The Computer Vision: October 2011

Sunday, October 30, 2011

Better design and organization are good news:

As I said in my previous post, I decided to start to restructure my entire project so that I could isolate problems. In these last two weeks I have been working hard to get to the point where I was before. Yesterday I finally managed to reach the position where I was, but now I have one advantage: the project is better organized and the problems will be easier to detect.

I haven't integrated the loop detection and graph optimization functionality yet, however I now have the necessary classes to perform visual odometry. During these past few days, I have also done many optimizations and incorporated the possibility of using ORB (Oriented FAST + Rotated BRIEF) to the features detection and descriptors extraction step.

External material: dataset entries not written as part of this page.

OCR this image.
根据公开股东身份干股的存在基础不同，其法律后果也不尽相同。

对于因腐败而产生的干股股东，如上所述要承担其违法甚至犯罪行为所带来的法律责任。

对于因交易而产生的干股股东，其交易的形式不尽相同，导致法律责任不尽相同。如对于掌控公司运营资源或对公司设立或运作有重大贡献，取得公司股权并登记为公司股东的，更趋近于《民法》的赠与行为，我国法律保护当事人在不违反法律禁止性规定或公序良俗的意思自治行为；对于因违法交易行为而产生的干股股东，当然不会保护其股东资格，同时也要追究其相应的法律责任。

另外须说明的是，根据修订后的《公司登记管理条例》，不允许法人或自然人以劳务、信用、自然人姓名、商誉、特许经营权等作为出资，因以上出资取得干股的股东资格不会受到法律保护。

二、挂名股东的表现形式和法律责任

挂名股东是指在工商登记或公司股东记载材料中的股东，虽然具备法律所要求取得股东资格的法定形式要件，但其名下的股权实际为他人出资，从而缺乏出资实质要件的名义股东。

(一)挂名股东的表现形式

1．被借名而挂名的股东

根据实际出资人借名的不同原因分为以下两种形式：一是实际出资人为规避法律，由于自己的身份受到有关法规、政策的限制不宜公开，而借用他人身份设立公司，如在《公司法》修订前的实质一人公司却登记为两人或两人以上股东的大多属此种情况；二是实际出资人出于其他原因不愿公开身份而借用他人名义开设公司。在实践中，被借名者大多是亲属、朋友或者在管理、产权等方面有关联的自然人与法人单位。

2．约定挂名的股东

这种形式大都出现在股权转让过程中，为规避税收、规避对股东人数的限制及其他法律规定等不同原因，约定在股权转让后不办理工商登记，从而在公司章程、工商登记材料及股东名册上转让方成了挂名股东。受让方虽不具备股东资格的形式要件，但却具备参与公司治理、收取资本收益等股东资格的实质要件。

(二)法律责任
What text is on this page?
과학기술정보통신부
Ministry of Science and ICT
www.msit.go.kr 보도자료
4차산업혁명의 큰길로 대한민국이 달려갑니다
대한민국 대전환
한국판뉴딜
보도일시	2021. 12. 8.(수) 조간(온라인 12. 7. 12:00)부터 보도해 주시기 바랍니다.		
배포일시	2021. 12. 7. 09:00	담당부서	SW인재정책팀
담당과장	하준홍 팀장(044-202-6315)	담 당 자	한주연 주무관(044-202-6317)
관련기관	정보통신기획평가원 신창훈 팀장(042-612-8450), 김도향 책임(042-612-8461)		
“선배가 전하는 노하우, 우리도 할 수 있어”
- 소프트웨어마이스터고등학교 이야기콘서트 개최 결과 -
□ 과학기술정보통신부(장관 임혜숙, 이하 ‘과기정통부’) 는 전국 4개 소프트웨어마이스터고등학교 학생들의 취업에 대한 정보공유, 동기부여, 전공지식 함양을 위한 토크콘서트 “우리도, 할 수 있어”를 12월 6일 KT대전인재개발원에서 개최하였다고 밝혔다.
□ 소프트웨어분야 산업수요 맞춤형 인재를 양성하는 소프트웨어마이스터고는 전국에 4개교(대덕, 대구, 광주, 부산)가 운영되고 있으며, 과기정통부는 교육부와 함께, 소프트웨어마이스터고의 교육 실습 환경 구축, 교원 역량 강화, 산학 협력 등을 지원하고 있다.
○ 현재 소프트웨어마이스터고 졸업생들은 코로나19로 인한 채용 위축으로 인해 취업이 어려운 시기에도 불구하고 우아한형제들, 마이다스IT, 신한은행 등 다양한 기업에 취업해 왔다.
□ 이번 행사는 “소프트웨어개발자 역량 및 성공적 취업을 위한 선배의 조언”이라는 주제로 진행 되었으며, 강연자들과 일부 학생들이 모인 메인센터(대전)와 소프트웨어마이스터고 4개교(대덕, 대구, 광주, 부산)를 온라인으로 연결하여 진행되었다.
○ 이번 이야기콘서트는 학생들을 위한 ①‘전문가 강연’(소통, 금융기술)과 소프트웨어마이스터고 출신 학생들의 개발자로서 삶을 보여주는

I have reconstructed a room so you can get an idea of the results I am getting. This room was a challenge because it was poorly lit and lacked from visual features, however the last implementation of my project has been able to reconstruct the room quite accurately. I leave you a video of the process below:

Reconstruction of a room using a handheld Kinect (visual odometry). This approach is based in pairwise alignment and uses SURF-GPU for 2D feature matching and ICP for pose refinement.

In my experiments, ORB has shown to be considerably faster than SURF-GPU in the features detection and descriptors extraction process. At first I thought it would be an excellent alternative to SURF-GPU since it could significantly reduce the computation time. The problem of ORB is that, detects few 2D features when there are not many "corners" in the image. This lack of features makes the visual pose approximation process less accurate and, finally ICP converges to worse solutions. In the other hand, SURF-GPU is considerably slower than ORB. However, SURF-GPU produces a huge set of features ("blobs") in many situations, leading to good pose approximations. Hence, SURF-GPU+ICP converges to good solutions even with there are few "corners" in the image.

In this version I have also added the ability to use the original Stanford GICP implementation. This implementation demonstrates better results than ICP when the point clouds are relative far apart, yet produces similar results than ICP when the point clouds are close enough. As usually the visual pose approximation is relatively good, GICP and ICP produces very similar results, hence I decided to use ICP instead of GICP since the first takes less computation time.

[Updated]

This is another video using SURFGPU for 2D feature matching and Generalized ICP for pose refinement:

Wednesday, October 12, 2011

Take three steps backwards to take a leap forward:

It has been more than two weeks since my last entry and I have decided to write a new one to summarize what I have been doing during those days.

As I mentioned in my previous entry, the next milestone of my FYP consist in the construction of a graph of keyframe's poses as nodes and rigid transformations between nodes as edges. The main objective consist in the optimization of that graph to avoid accumulation of error performing visual odometry.

The first task was to integrate the g2o library in my project so that I could generate and optimize the graph. This task was not too difficult although I must confess that I took more time than originally expected.

Once integrated this part, I started to test the application comparing the resulting global map from the optimization process with the global unoptimized map. The bad news came to see that the results were pretty bad, and guilt obviously, would not be the developers of the g2o but mine.

After few days trying to fix those problems with the g2o library, I decided to do the graph optimization part with the MRPT library to see if this way I could get better results. This task took me some days too and unfortunately didn't work as I expected. Curiously, the global maps obtained from the optimization of small graphs with the MRPT library, seemed to be slightly better than the unoptimized maps. Instead, when I tried to optimize a graph reconstructing a room, the results where much worse optimizing than just doing odometry.

Global map without graph optimization:

Global map graph optimization (small MRPT graph):

At this point, I decided that the best thing I could do was a cleaning of the code and restructuring in classes to help me find the problem. This is what I have been doing during the last four days and I think It will take at least one or two weeks more refactoring the whole project.

Therefore, in the coming weeks my work will not consist in the addition of new functionality, but improve what I have and rebuild the project over a new base. Perhaps in this way I could be able to find the problem and fix it, in any case this won't be work in vain. I'll take three steps backwards to take a big leap forward!